Borland International is getting ready to go toe-to-toe, again, with Microsoft and its Visual Basic.

Mike Ricciuti Staff writer, CNET News
Mike Ricciuti joined CNET in 1996. He is now CNET News' Boston-based executive editor and east coast bureau chief, serving as department editor for business technology and software covered by CNET News, Reviews, and Download.com. E-mail Mike.
Mike Ricciuti
3 min read
To prove that it can still put up a good fight, financially troubled Borland International is getting ready to go toe to toe, again, with Microsoft and its Visual Basic.

The company is readying an upgrade to its flagship development tool under the name Delphi 97. The upgrade is now in beta test and is slated to ship in the second quarter as Delphi 3.0, sources close to the company told CNET.

Borland's plan is to break Delphi out of a Betamax vs. VHS scenario that has robbed the tool of the market success many predicted it would enjoy. Many developers still believe Delphi to be technologically superior to Visual Basic, but VB has managed to corner the Windows desktop development tool market thanks to Microsoft's marketing muscle.
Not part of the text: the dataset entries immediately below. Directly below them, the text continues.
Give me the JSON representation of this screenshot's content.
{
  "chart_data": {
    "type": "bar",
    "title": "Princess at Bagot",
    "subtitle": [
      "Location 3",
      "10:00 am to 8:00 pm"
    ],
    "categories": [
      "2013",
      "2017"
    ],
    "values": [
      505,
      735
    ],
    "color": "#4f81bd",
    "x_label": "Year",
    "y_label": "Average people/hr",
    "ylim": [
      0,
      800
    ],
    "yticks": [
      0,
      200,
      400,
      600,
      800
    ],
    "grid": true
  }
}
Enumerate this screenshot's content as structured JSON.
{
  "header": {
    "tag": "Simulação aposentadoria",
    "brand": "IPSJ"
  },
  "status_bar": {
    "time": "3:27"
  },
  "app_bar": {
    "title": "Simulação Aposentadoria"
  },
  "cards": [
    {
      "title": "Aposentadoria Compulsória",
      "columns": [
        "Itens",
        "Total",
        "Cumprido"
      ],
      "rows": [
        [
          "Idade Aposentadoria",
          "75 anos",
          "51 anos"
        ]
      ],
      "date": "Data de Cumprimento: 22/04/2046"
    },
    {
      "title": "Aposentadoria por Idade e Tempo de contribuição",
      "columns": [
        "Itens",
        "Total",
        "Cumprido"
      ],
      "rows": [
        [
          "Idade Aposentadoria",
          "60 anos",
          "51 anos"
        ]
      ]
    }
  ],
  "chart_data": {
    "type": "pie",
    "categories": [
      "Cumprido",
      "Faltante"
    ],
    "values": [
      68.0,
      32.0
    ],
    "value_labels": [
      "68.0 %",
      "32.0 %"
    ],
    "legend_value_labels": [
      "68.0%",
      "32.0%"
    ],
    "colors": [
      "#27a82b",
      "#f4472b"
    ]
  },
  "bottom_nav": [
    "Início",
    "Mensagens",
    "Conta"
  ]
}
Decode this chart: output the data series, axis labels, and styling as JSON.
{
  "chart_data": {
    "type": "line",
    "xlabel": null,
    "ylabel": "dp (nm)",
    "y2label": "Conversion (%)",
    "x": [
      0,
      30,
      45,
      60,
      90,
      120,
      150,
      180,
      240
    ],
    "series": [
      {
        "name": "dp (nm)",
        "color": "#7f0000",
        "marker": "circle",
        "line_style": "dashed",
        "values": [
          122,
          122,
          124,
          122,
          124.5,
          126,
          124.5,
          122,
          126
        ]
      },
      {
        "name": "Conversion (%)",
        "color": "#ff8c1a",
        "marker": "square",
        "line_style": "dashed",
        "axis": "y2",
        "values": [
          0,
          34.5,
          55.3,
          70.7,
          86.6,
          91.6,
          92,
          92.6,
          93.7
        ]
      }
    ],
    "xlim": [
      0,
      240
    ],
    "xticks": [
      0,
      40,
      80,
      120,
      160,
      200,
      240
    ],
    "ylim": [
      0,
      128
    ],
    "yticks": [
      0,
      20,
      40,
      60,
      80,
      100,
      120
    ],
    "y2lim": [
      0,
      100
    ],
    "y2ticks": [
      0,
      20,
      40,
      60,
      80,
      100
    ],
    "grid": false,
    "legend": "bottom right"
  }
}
Delphi 3.0 is in fact the first part of a three-tool product blitz Borland plans for the first half of this year. The previously announced C++ Builder is scheduled to ship this quarter, and the Java-based JBuilder toolset is due by summer.

The company hopes the trio of products can resuscitate interest in its products. Borland last week reported a 33 percent drop in revenues and a $29.4 million loss for the quarter, even worse than analysts had expected.
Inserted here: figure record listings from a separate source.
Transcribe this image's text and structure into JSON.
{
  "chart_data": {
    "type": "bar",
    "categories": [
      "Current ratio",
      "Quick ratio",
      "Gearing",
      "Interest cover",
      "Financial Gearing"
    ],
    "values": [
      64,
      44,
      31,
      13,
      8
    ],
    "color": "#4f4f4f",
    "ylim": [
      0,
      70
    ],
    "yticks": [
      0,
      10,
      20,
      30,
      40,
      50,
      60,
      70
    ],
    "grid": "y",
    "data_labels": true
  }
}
While the list of Borland's other problems is long, Delphi has long been Borland's great hope to turn the company around. A merger with Open Environment last year was originally expected to add much-needed three-tier development capabilities but failed to really pump up the interest level in the tool.

But Borland thinks it has at least one more chance to make Delphi a contender.
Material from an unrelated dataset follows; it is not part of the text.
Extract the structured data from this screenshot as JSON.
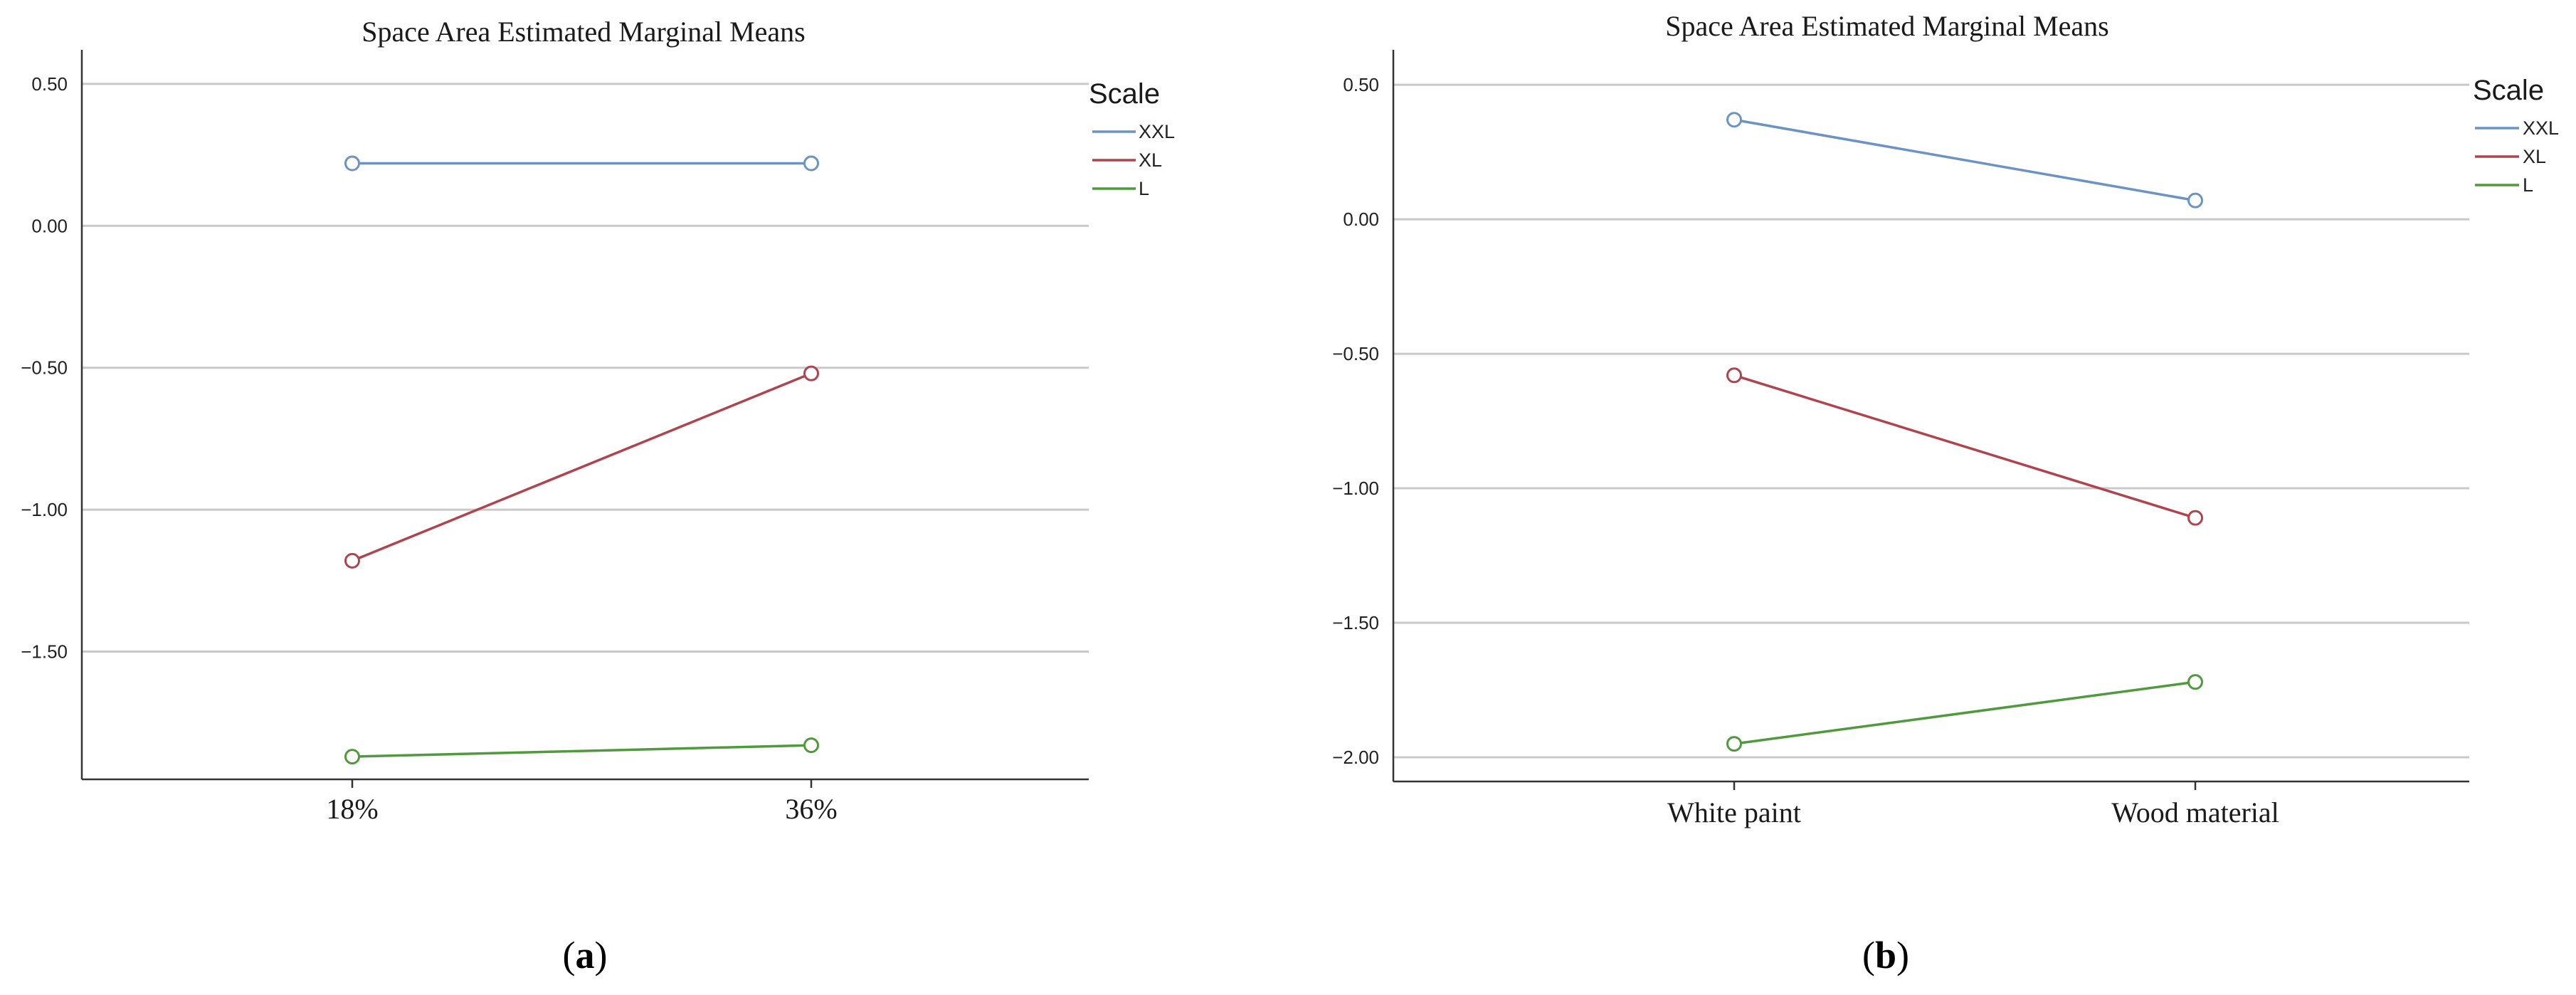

To give the tool added appeal, Borland is outfitting Delphi 3.0 with features for building distributed applications and support for ActiveX component technologies. The company is also adding native programming interfaces to link Delphi applications to Microsoft and Netscape Communications Web servers, according to sources familiar with Borland's plans.

In Delphi 97, Borland is taking a fresh approach to all of Delphi's features, including its compiler, language, database support, and component development features.

The compiler, for instance, will produce smaller, faster executables through a technology called configurable packages. Applications can be generated as executable files, or as dynamic link libraries for Windows 95 and Windows NT.

As part of a new "if you can't beat 'em, join 'em" strategy, Borland is also making Delphi applications cross-platform and ActiveX-ready by supporting Microsoft's component object model and distributed COM interfaces.

Delphi 3.0 will introduce tools for building ActiveX controls, and for transforming existing Delphi code into ActiveX controls so it can be used in thin-client applications, or reused in other development tools that support ActiveX, such as Visual Basic, Visual C++, or Powersoft's PowerBuilder.

For building distributed applications, Delphi 3.0 will allow developers to separate user interface code and business logic.

Like the current version, Delphi 3.0 will be sold in standard, professional, and client-server editions. But Borland will also introduce an Enterprise version that will include integration with cross-platform messaging software the company acquired through Open Environment.

The Enterprise version will be targeted at high-end developers and at OEC's installed base of customers, sources said.

No pricing information is available, but the current version of Delphi is priced from $199.